Les sociologues avaient trois questions en tête : Quelles sont leurs préoccupations éthiques ? Que se passe-t-il quand ils soulèvent des questions éthiques ? Qu'est-ce qui les bloque pour résoudre ces problématiques ?
Quelles questions éthiques les préoccupent ?
Pour y répondre, David Gray Widder et ses collègues ont posé des questions écrites à 115 développeurs et développeuses anglophones à travers le monde. Ils ont ensuite conduit des entretiens avec 21 d'entre eux pour connaître et analyser les questions éthiques qu'ils se posent dans leur travail. Leur idée était de les guider le moins possible dans les questions pour qu'ils se sentent libres d'aborder tous les sujets qui leur semblaient toucher à l'éthique. Toujours dans ce but de les influencer le moins possible, les sociologues n'ont pas donné de définition a priori de l'éthique.
Les réponses montrent que quatre grands thèmes posent questions aux développeurs : l'application militaire de leur travail, les questions de vie privée, les pratiques du milieu publicitaire et la surveillance. D'autres thèmes comme l'environnement, les délocalisations ou les discriminations ont été abordés par les personnes interrogées, mais de façon beaucoup moins importante.

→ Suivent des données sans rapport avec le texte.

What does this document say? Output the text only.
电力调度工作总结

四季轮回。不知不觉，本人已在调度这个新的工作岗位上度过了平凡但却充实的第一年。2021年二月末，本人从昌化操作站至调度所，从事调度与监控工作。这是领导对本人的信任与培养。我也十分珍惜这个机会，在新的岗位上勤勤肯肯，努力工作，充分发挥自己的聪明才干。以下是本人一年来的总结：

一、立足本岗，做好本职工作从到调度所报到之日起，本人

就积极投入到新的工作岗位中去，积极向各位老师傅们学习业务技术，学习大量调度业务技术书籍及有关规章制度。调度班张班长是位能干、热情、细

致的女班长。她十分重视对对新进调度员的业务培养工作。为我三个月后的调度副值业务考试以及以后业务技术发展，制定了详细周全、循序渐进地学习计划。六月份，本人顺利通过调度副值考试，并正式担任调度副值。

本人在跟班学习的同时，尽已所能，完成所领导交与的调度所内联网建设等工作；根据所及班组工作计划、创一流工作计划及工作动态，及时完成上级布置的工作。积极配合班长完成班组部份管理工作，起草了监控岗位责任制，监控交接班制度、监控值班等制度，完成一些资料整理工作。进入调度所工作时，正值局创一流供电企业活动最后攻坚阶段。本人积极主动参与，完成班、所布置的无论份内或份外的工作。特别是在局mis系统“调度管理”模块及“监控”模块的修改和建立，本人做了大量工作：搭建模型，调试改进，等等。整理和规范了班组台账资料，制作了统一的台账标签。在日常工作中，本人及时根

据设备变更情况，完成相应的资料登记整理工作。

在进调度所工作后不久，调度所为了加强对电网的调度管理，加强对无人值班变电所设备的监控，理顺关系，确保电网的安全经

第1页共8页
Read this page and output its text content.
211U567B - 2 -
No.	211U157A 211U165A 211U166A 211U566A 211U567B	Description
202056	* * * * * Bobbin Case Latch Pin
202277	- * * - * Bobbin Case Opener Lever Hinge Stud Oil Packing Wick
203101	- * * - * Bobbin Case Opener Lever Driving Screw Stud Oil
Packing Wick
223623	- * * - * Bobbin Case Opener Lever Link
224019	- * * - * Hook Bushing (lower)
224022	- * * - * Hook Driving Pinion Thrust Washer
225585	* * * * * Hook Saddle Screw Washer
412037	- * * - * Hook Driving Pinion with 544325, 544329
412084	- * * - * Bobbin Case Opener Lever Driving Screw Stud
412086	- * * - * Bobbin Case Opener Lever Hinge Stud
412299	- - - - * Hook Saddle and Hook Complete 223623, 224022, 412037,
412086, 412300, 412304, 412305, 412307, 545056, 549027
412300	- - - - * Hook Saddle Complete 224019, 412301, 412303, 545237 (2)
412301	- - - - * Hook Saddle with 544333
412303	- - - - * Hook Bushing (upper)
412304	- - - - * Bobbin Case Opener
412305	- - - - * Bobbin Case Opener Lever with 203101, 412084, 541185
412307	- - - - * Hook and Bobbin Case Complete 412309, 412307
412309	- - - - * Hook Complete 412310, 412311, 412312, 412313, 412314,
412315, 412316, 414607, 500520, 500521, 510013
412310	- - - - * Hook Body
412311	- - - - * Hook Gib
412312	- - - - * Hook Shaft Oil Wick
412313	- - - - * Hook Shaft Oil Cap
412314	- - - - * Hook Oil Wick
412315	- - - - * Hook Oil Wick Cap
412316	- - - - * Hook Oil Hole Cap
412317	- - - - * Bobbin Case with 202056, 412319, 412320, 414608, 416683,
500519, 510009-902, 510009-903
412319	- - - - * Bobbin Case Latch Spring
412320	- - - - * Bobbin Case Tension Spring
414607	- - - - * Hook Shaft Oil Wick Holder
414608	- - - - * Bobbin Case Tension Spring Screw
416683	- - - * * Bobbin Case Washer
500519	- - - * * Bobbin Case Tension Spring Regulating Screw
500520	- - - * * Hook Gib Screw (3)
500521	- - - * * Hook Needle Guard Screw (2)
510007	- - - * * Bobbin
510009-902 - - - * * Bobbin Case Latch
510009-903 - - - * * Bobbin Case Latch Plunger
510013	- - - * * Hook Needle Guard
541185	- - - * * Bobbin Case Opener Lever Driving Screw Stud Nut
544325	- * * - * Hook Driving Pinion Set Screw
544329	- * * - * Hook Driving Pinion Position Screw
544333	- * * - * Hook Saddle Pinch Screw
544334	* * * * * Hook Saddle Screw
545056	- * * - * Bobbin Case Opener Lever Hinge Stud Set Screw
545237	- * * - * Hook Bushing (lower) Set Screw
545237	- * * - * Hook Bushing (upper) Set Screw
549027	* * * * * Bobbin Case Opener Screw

Confrontés concrètement à des problèmes éthiques
Les développeurs et développeuses sont confrontés concrètement à des problèmes éthiques dans leurs vies professionnelles, suivant les projets qui leur sont confiés. « Je me demandais si le logiciel auquel je contribuais était utilisé contre des civils innocents ou pour enfreindre les droits humains » leur explique par exemple une des personnes interrogées. La plupart ayant participé à des projets utilisés à des fins militaires se demandaient si leur travail pouvait avoir blessé ou tué quelqu'un.
D'autres ont soulevé le fait qu'on leur demandait d'enregistrer « les touches tapées par l'utilisateur dans un formulaire d'inscription à une plateforme de marketing et d'analyse avant que l'utilisateur n'ait effectivement soumis le formulaire » ou la demande de données non nécessaires à la tâche à effectuer.

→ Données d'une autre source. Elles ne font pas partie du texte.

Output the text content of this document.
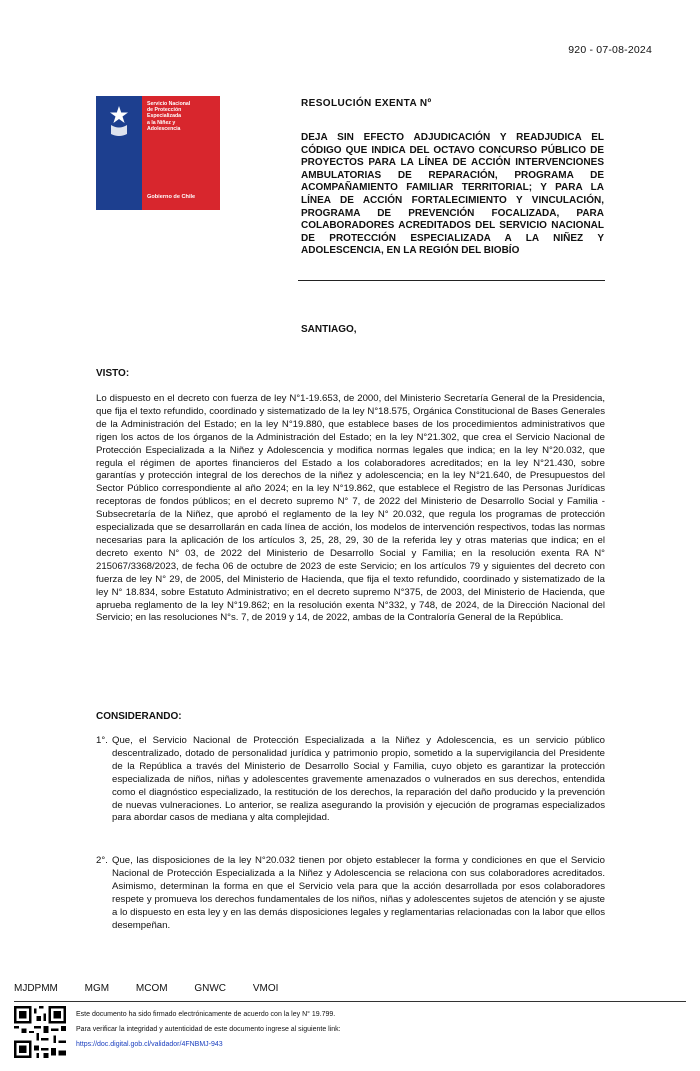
920 - 07-08-2024
Servicio Nacional
de Protección
Especializada
a la Niñez y
Adolescencia
Gobierno de Chile
RESOLUCIÓN EXENTA Nº
DEJA SIN EFECTO ADJUDICACIÓN Y READJUDICA EL CÓDIGO QUE INDICA DEL OCTAVO CONCURSO PÚBLICO DE PROYECTOS PARA LA LÍNEA DE ACCIÓN INTERVENCIONES AMBULATORIAS DE REPARACIÓN, PROGRAMA DE ACOMPAÑAMIENTO FAMILIAR TERRITORIAL; Y PARA LA LÍNEA DE ACCIÓN FORTALECIMIENTO Y VINCULACIÓN, PROGRAMA DE PREVENCIÓN FOCALIZADA, PARA COLABORADORES ACREDITADOS DEL SERVICIO NACIONAL DE PROTECCIÓN ESPECIALIZADA A LA NIÑEZ Y ADOLESCENCIA, EN LA REGIÓN DEL BIOBÍO
SANTIAGO,
VISTO:
Lo dispuesto en el decreto con fuerza de ley N°1-19.653, de 2000, del Ministerio Secretaría General de la Presidencia, que fija el texto refundido, coordinado y sistematizado de la ley N°18.575, Orgánica Constitucional de Bases Generales de la Administración del Estado; en la ley N°19.880, que establece bases de los procedimientos administrativos que rigen los actos de los órganos de la Administración del Estado; en la ley N°21.302, que crea el Servicio Nacional de Protección Especializada a la Niñez y Adolescencia y modifica normas legales que indica; en la ley N°20.032, que regula el régimen de aportes financieros del Estado a los colaboradores acreditados; en la ley N°21.430, sobre garantías y protección integral de los derechos de la niñez y adolescencia; en la ley N°21.640, de Presupuestos del Sector Público correspondiente al año 2024; en la ley N°19.862, que establece el Registro de las Personas Jurídicas receptoras de fondos públicos; en el decreto supremo N° 7, de 2022 del Ministerio de Desarrollo Social y Familia - Subsecretaría de la Niñez, que aprobó el reglamento de la ley N° 20.032, que regula los programas de protección especializada que se desarrollarán en cada línea de acción, los modelos de intervención respectivos, todas las normas necesarias para la aplicación de los artículos 3, 25, 28, 29, 30 de la referida ley y otras materias que indica; en el decreto exento N° 03, de 2022 del Ministerio de Desarrollo Social y Familia; en la resolución exenta RA N° 215067/3368/2023, de fecha 06 de octubre de 2023 de este Servicio; en los artículos 79 y siguientes del decreto con fuerza de ley N° 29, de 2005, del Ministerio de Hacienda, que fija el texto refundido, coordinado y sistematizado de la ley N° 18.834, sobre Estatuto Administrativo; en el decreto supremo N°375, de 2003, del Ministerio de Hacienda, que aprueba reglamento de la ley N°19.862; en la resolución exenta N°332, y 748, de 2024, de la Dirección Nacional del Servicio; en las resoluciones N°s. 7, de 2019 y 14, de 2022, ambas de la Contraloría General de la República.
CONSIDERANDO:
1°. Que, el Servicio Nacional de Protección Especializada a la Niñez y Adolescencia, es un servicio público descentralizado, dotado de personalidad jurídica y patrimonio propio, sometido a la supervigilancia del Presidente de la República a través del Ministerio de Desarrollo Social y Familia, cuyo objeto es garantizar la protección especializada de niños, niñas y adolescentes gravemente amenazados o vulnerados en sus derechos, entendida como el diagnóstico especializado, la restitución de los derechos, la reparación del daño producido y la prevención de nuevas vulneraciones. Lo anterior, se realiza asegurando la provisión y ejecución de programas especializados para abordar casos de mediana y alta complejidad.
2°. Que, las disposiciones de la ley N°20.032 tienen por objeto establecer la forma y condiciones en que el Servicio Nacional de Protección Especializada a la Niñez y Adolescencia se relaciona con sus colaboradores acreditados. Asimismo, determinan la forma en que el Servicio vela para que la acción desarrollada por esos colaboradores respete y promueva los derechos fundamentales de los niños, niñas y adolescentes sujetos de atención y se ajuste a lo dispuesto en esta ley y en las demás disposiciones legales y reglamentarias relacionadas con la labor que ellos desempeñan.
MJDPMM	MGM	MCOM	GNWC	VMOI
Este documento ha sido firmado electrónicamente de acuerdo con la ley N° 19.799.
Para verificar la integridad y autenticidad de este documento ingrese al siguiente link:
https://doc.digital.gob.cl/validador/4FNBMJ-943
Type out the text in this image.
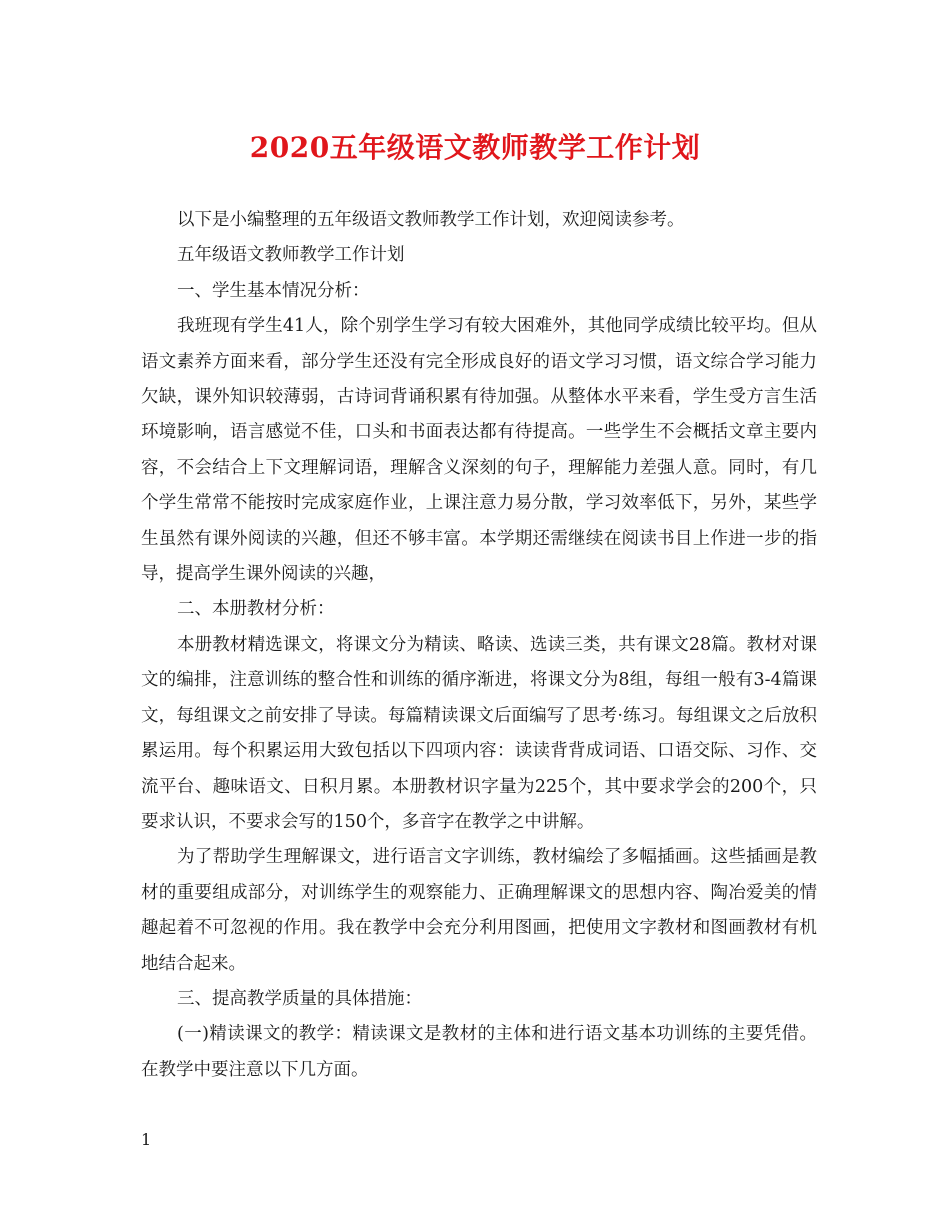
2020五年级语文教师教学工作计划

以下是小编整理的五年级语文教师教学工作计划，欢迎阅读参考。

五年级语文教师教学工作计划

一、学生基本情况分析：

我班现有学生41人，除个别学生学习有较大困难外，其他同学成绩比较平均。但从语文素养方面来看，部分学生还没有完全形成良好的语文学习习惯，语文综合学习能力欠缺，课外知识较薄弱，古诗词背诵积累有待加强。从整体水平来看，学生受方言生活环境影响，语言感觉不佳，口头和书面表达都有待提高。一些学生不会概括文章主要内容，不会结合上下文理解词语，理解含义深刻的句子，理解能力差强人意。同时，有几个学生常常不能按时完成家庭作业，上课注意力易分散，学习效率低下，另外，某些学生虽然有课外阅读的兴趣，但还不够丰富。本学期还需继续在阅读书目上作进一步的指导，提高学生课外阅读的兴趣，

二、本册教材分析：

本册教材精选课文，将课文分为精读、略读、选读三类，共有课文28篇。教材对课文的编排，注意训练的整合性和训练的循序渐进，将课文分为8组，每组一般有3-4篇课文，每组课文之前安排了导读。每篇精读课文后面编写了思考·练习。每组课文之后放积累运用。每个积累运用大致包括以下四项内容：读读背背成词语、口语交际、习作、交流平台、趣味语文、日积月累。本册教材识字量为225个，其中要求学会的200个，只要求认识，不要求会写的150个，多音字在教学之中讲解。

为了帮助学生理解课文，进行语言文字训练，教材编绘了多幅插画。这些插画是教材的重要组成部分，对训练学生的观察能力、正确理解课文的思想内容、陶冶爱美的情趣起着不可忽视的作用。我在教学中会充分利用图画，把使用文字教材和图画教材有机地结合起来。

三、提高教学质量的具体措施：

(一)精读课文的教学：精读课文是教材的主体和进行语文基本功训练的主要凭借。在教学中要注意以下几方面。

1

Concernant les pratiques publicitaires, certains ont soulevé des questions sur leur participation à la construction de systèmes de spams ou d' « outrepasser les mesures de prévention [antispam ] ». Certains se posaient la question d'implémenter des interfaces malhonnêtes en « poussant les utilisateurs à acheter quelque chose parce que le stock était "presque vide" ». L'un d'eux a évoqué le fait qu'on lui avait demandé de « développer un système de vision par ordinateur qui classifie avec précision les données démographiques d'une personne à des fins de marketing de segmentation de la clientèle ».

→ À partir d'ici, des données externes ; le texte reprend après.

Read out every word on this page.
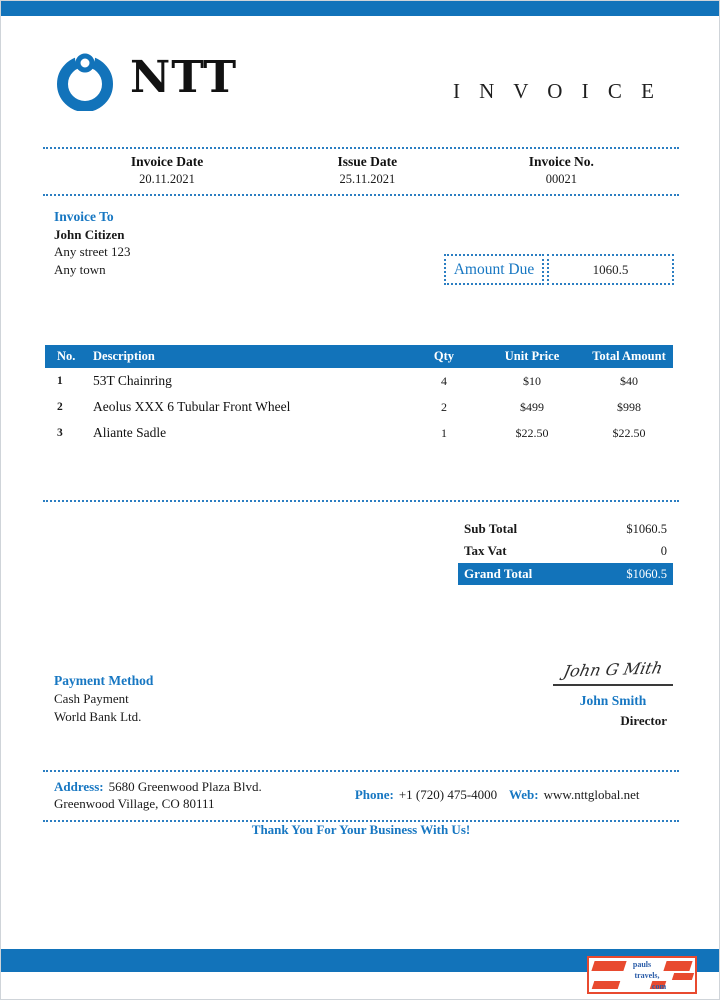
NTT	I N V O I C E
Invoice Date
20.11.2021
Issue Date
25.11.2021
Invoice No.
00021
Invoice To
John Citizen
Any street 123
Any town	Amount Due	1060.5
No.	Description	Qty	Unit Price	Total Amount
1	53T Chainring	4	$10	$40
2	Aeolus XXX 6 Tubular Front Wheel	2	$499	$998
3	Aliante Sadle	1	$22.50	$22.50
Sub Total	$1060.5
Tax Vat	0
Grand Total	$1060.5
Payment Method
Cash Payment
World Bank Ltd.
John G Mith
John Smith
Director
Address: 5680 Greenwood Plaza Blvd.
Greenwood Village, CO 80111
Phone: +1 (720) 475-4000 Web: www.nttglobal.net
Thank You For Your Business With Us!
pauls
travels,
com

Onze des développeurs interrogés se sont vus demandé de contribuer à un système de surveillance de travailleurs ou de citoyens. L'un d'eux a par exemple expliqué avoir travaillé sur un outil dédié à « observer la façon dont les magasiniers restent concentrés sur leur tâche de travail ». Tous se posaient des questions sur les conséquences de ces outils sur l'anxiété ou le surmenage des salariés surveillés et sur la légalité de leur utilisation. D'autres n'ont pas développé directement des outils de surveillance, mais s'inquiètent que leur travail puisse l'être dans ce sens : « Le gros problème, c'est que je ne voyais pas de moyen ou de cas d'utilisation où l'identification [faciale] serait utilisée d'une manière qui ne poserait pas de problème d'éthique. Il s'agit des frontières, des aéroports, de l'identification dans les commissariats de police ».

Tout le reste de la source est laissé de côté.